1. Field
Embodiments of the invention relate generally to computer-based simulations and more particularly to techniques for passing non-architected registers via a callback/advance mechanism in a simulator environment.
2. Description of the Related Art
Computer simulators are often used to model other computers, with modern simulators being capable of simulating hardware architecture with a very high degree of precision. These simulators are highly useful for a broad variety of applications, such as software development, performance testing, hardware architecture prototyping, and educational purposes, to name but a few examples.
International Business Machines (IBM) has developed a full-system simulator for modeling Power PC systems under the name Mambo. Simulators such as Mambo may be configured to simulate a specific set of hardware and to execute user programs designed for that hardware. Additionally, simulators may execute these programs while maintaining a high level of detail regarding the operations of the simulated hardware. As such, one common use for simulators is to develop and test software applications for a given hardware architecture before the actual hardware is made readily available to the development community. Simulators allow software developers to begin the development process before they have actually acquired the physical hardware, allowing them to begin development without waiting until the hardware is physically manufactured and available for public use. Additionally, by using a simulator, developers may save on equipment costs by avoiding purchasing expensive hardware they are developing applications for. In situations where the physical hardware is expensive, these savings may be substantial and the use of a simulator essential.
Additionally, hardware architects may use highly accurate simulators to test potential hardware architectures before they are physically manufactured. The use of these simulators may result in substantial cost and time savings for hardware manufacturers. Developing and fabricating a modern computer processor is a difficult and expensive process in terms of both time and resources. Furthermore, if a defect or a performance bottleneck is found in the design after the hardware has been manufactured, this may result in a sizable waste of time and resources. However, by testing the hardware architecture first in a highly accurate simulator, these potential defects and performance bottlenecks may be corrected before the hardware is physically manufactured, thus resulting in significant cost and time savings for the manufacturer.
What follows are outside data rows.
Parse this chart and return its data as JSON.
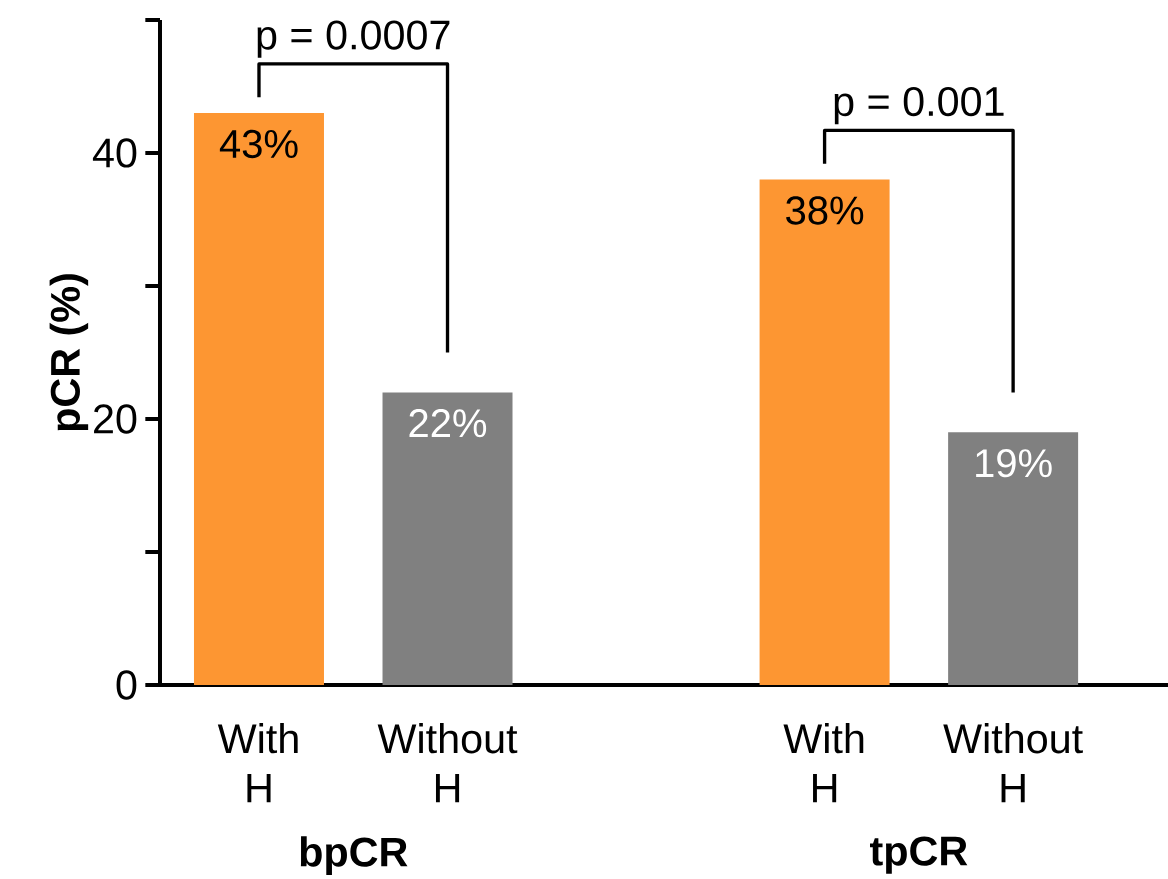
{
  "chart_data": {
    "type": "bar",
    "ylabel": "pCR (%)",
    "categories": [
      "With H",
      "Without H",
      null,
      "With H",
      "Without H"
    ],
    "values": [
      43,
      22,
      null,
      38,
      19
    ],
    "colors": [
      "#fd9632",
      "#808080",
      null,
      "#fd9632",
      "#808080"
    ],
    "value_labels": [
      "43%",
      "22%",
      null,
      "38%",
      "19%"
    ],
    "ylim": [
      0,
      50
    ],
    "yticks": [
      0,
      {
        "value": 10,
        "label": null
      },
      20,
      {
        "value": 30,
        "label": null
      },
      40,
      {
        "value": 50,
        "label": null
      }
    ],
    "annotations": [
      "p = 0.0007",
      "p = 0.001",
      "bpCR",
      "tpCR"
    ],
    "grid": false
  }
}
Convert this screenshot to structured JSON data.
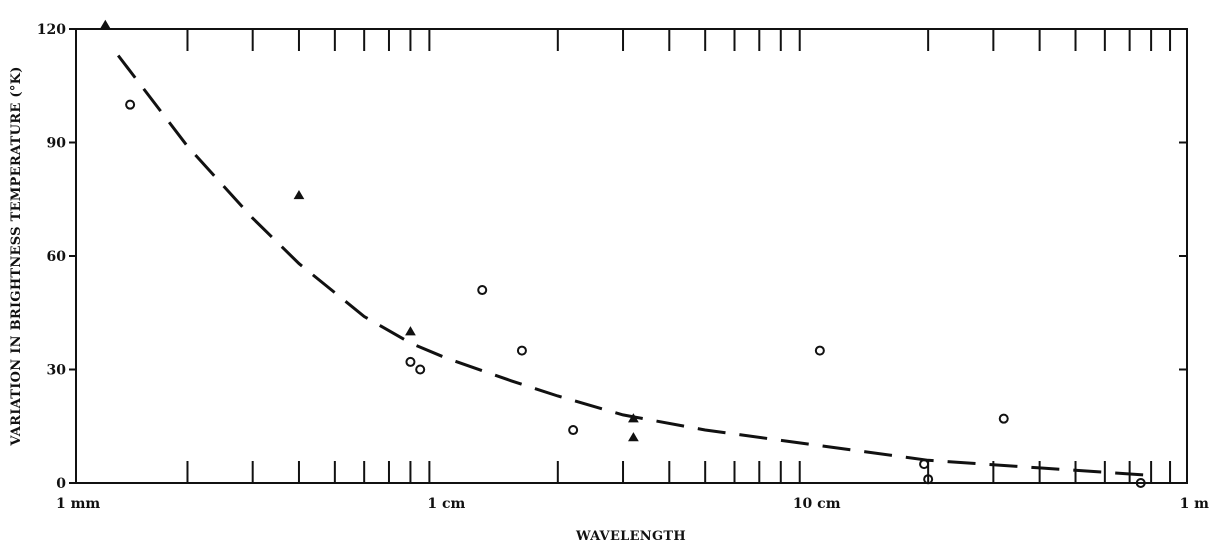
{
  "chart_data": {
    "type": "scatter",
    "title": "",
    "xlabel": "WAVELENGTH",
    "ylabel": "VARIATION IN BRIGHTNESS TEMPERATURE (°K)",
    "x_scale": "log",
    "x_unit": "cm",
    "xlim": [
      0.1,
      100
    ],
    "ylim": [
      0,
      120
    ],
    "x_tick_labels": [
      {
        "value": 0.1,
        "label": "1 mm"
      },
      {
        "value": 1,
        "label": "1 cm"
      },
      {
        "value": 10,
        "label": "10 cm"
      },
      {
        "value": 100,
        "label": "1 m"
      }
    ],
    "y_ticks": [
      0,
      30,
      60,
      90,
      120
    ],
    "grid": false,
    "series": [
      {
        "marker": "circle",
        "points": [
          {
            "x": 0.14,
            "y": 100
          },
          {
            "x": 0.8,
            "y": 32
          },
          {
            "x": 0.85,
            "y": 30
          },
          {
            "x": 1.25,
            "y": 51
          },
          {
            "x": 1.6,
            "y": 35
          },
          {
            "x": 2.2,
            "y": 14
          },
          {
            "x": 10.2,
            "y": 35
          },
          {
            "x": 19.5,
            "y": 5
          },
          {
            "x": 20,
            "y": 1
          },
          {
            "x": 32,
            "y": 17
          },
          {
            "x": 75,
            "y": 0
          }
        ]
      },
      {
        "marker": "triangle",
        "points": [
          {
            "x": 0.12,
            "y": 121
          },
          {
            "x": 0.4,
            "y": 76
          },
          {
            "x": 0.8,
            "y": 40
          },
          {
            "x": 3.2,
            "y": 17
          },
          {
            "x": 3.2,
            "y": 12
          }
        ]
      }
    ],
    "fit_curve": {
      "style": "dashed",
      "points": [
        {
          "x": 0.13,
          "y": 113
        },
        {
          "x": 0.2,
          "y": 89
        },
        {
          "x": 0.3,
          "y": 70
        },
        {
          "x": 0.4,
          "y": 58
        },
        {
          "x": 0.6,
          "y": 44
        },
        {
          "x": 0.8,
          "y": 37
        },
        {
          "x": 1.0,
          "y": 33
        },
        {
          "x": 1.5,
          "y": 27
        },
        {
          "x": 2.0,
          "y": 23
        },
        {
          "x": 3.0,
          "y": 18
        },
        {
          "x": 5.0,
          "y": 14
        },
        {
          "x": 10.0,
          "y": 10
        },
        {
          "x": 20.0,
          "y": 6
        },
        {
          "x": 40.0,
          "y": 4
        },
        {
          "x": 80.0,
          "y": 2
        }
      ]
    }
  }
}
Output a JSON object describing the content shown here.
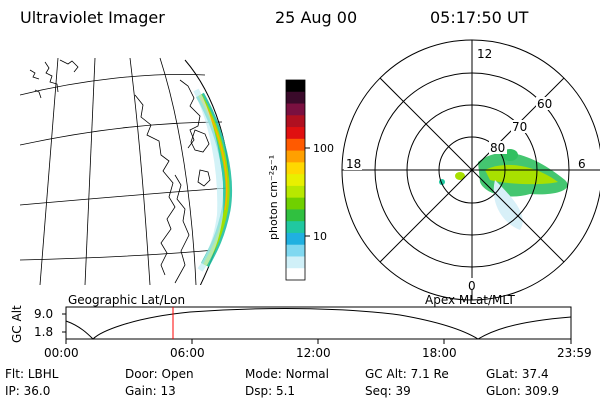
{
  "header": {
    "instrument": "Ultraviolet Imager",
    "date": "25 Aug 00",
    "time": "05:17:50 UT"
  },
  "colorbar": {
    "unit_label": "photon cm⁻²s⁻¹",
    "ticks": [
      "100",
      "10"
    ],
    "colors": [
      "#000000",
      "#3a0a2a",
      "#7a1040",
      "#b01020",
      "#e01010",
      "#ff5a00",
      "#ffa000",
      "#ffd800",
      "#e8f000",
      "#b8e800",
      "#70d000",
      "#30c040",
      "#20c8a0",
      "#20b0e0",
      "#80d8f0",
      "#d0f0f8",
      "#ffffff"
    ]
  },
  "polar_plot": {
    "mlt_labels": [
      "12",
      "18",
      "6",
      "0"
    ],
    "lat_labels": [
      "60",
      "70",
      "80"
    ]
  },
  "timeline": {
    "left_label": "Geographic Lat/Lon",
    "right_label": "Apex MLat/MLT",
    "y_axis_label": "GC Alt",
    "y_ticks": [
      "9.0",
      "1.8"
    ],
    "x_ticks": [
      "00:00",
      "06:00",
      "12:00",
      "18:00",
      "23:59"
    ],
    "marker_color": "#ff0000"
  },
  "info": {
    "row1": [
      {
        "label": "Flt:",
        "value": "LBHL"
      },
      {
        "label": "Door:",
        "value": "Open"
      },
      {
        "label": "Mode:",
        "value": "Normal"
      },
      {
        "label": "GC Alt:",
        "value": "7.1 Re"
      },
      {
        "label": "GLat:",
        "value": "37.4"
      }
    ],
    "row2": [
      {
        "label": "IP:",
        "value": "36.0"
      },
      {
        "label": "Gain:",
        "value": "13"
      },
      {
        "label": "Dsp:",
        "value": "5.1"
      },
      {
        "label": "Seq:",
        "value": "39"
      },
      {
        "label": "GLon:",
        "value": "309.9"
      }
    ]
  }
}
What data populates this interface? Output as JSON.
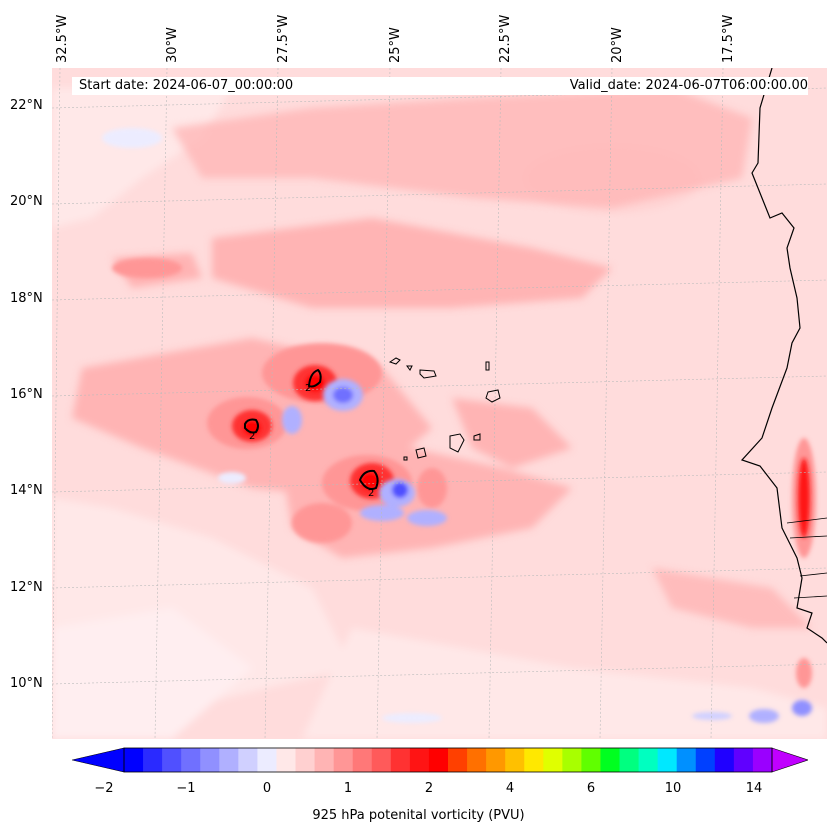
{
  "header": {
    "start_date": "Start date: 2024-06-07_00:00:00",
    "valid_date": "Valid_date: 2024-06-07T06:00:00.00"
  },
  "axes": {
    "lon_labels": [
      "32.5°W",
      "30°W",
      "27.5°W",
      "25°W",
      "22.5°W",
      "20°W",
      "17.5°W"
    ],
    "lat_labels": [
      "22°N",
      "20°N",
      "18°N",
      "16°N",
      "14°N",
      "12°N",
      "10°N"
    ]
  },
  "contour_labels": [
    "2",
    "2",
    "2"
  ],
  "colorbar": {
    "ticks": [
      "−2",
      "−1",
      "0",
      "1",
      "2",
      "4",
      "6",
      "10",
      "14"
    ],
    "label": "925 hPa potenital vorticity (PVU)",
    "colors": [
      "#0000ff",
      "#2a2aff",
      "#5050ff",
      "#7070ff",
      "#9090ff",
      "#b0b0ff",
      "#d0d0ff",
      "#ececff",
      "#ffe8e8",
      "#ffd0d0",
      "#ffb4b4",
      "#ff9696",
      "#ff7878",
      "#ff5a5a",
      "#ff3232",
      "#ff1414",
      "#ff0000",
      "#ff4000",
      "#ff7000",
      "#ff9800",
      "#ffc000",
      "#ffe800",
      "#e0ff00",
      "#a8ff00",
      "#60ff00",
      "#00ff20",
      "#00ff80",
      "#00ffc0",
      "#00e8ff",
      "#0090ff",
      "#0040ff",
      "#2000ff",
      "#6000ff",
      "#9a00ff"
    ]
  }
}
Modern simulators may be written to maintain various levels of accuracy regarding the hardware being simulated. For instance, simulators may be clock cycle-accurate, where every operation performed by the processor at each clock cycle is simulated. However, this high level of detail comes at the cost of added complexity and decreased performance for the simulation. Thus, in a situation where a user is only concerned with how a particular computer program runs on the simulated hardware (and not about the lower-level operations of the simulated hardware), a cycle-accurate simulator may not be ideal. Alternatively, simulators may be designed to maintain instruction-level accuracy, where the accuracy of the simulator is limited to the instruction level and each and every lower-level hardware operation is not necessarily simulated. However, while instruction-accurate simulators often achieve performance gains over cycle-accurate simulators, this performance comes at the cost of information about the underlying hardware being simulated. Thus, instruction-accurate simulators may not be appropriate for certain tasks, such as testing the performance of a particular hardware architecture.
Because each user using a particular simulator may prefer a different level of accuracy, additional customization in a simulator may be beneficial. For example, a simulator that can be configured to provide instruction-level accuracy for a first user, and reconfigured to provide cycle-level accuracy for a second user, allows users to reduce expenses by sharing a single simulator while retaining the advantages of using a simulator with their preferred accuracy-level and performance. Additionally, in some circumstances, a user may prefer to have cycle accuracy for certain instructions in a user program, and may not care if the simulator is cycle-accurate for other instructions. In such a situation, a hybrid approach, where performance counters are only calculated for particular instructions, may be advantageous.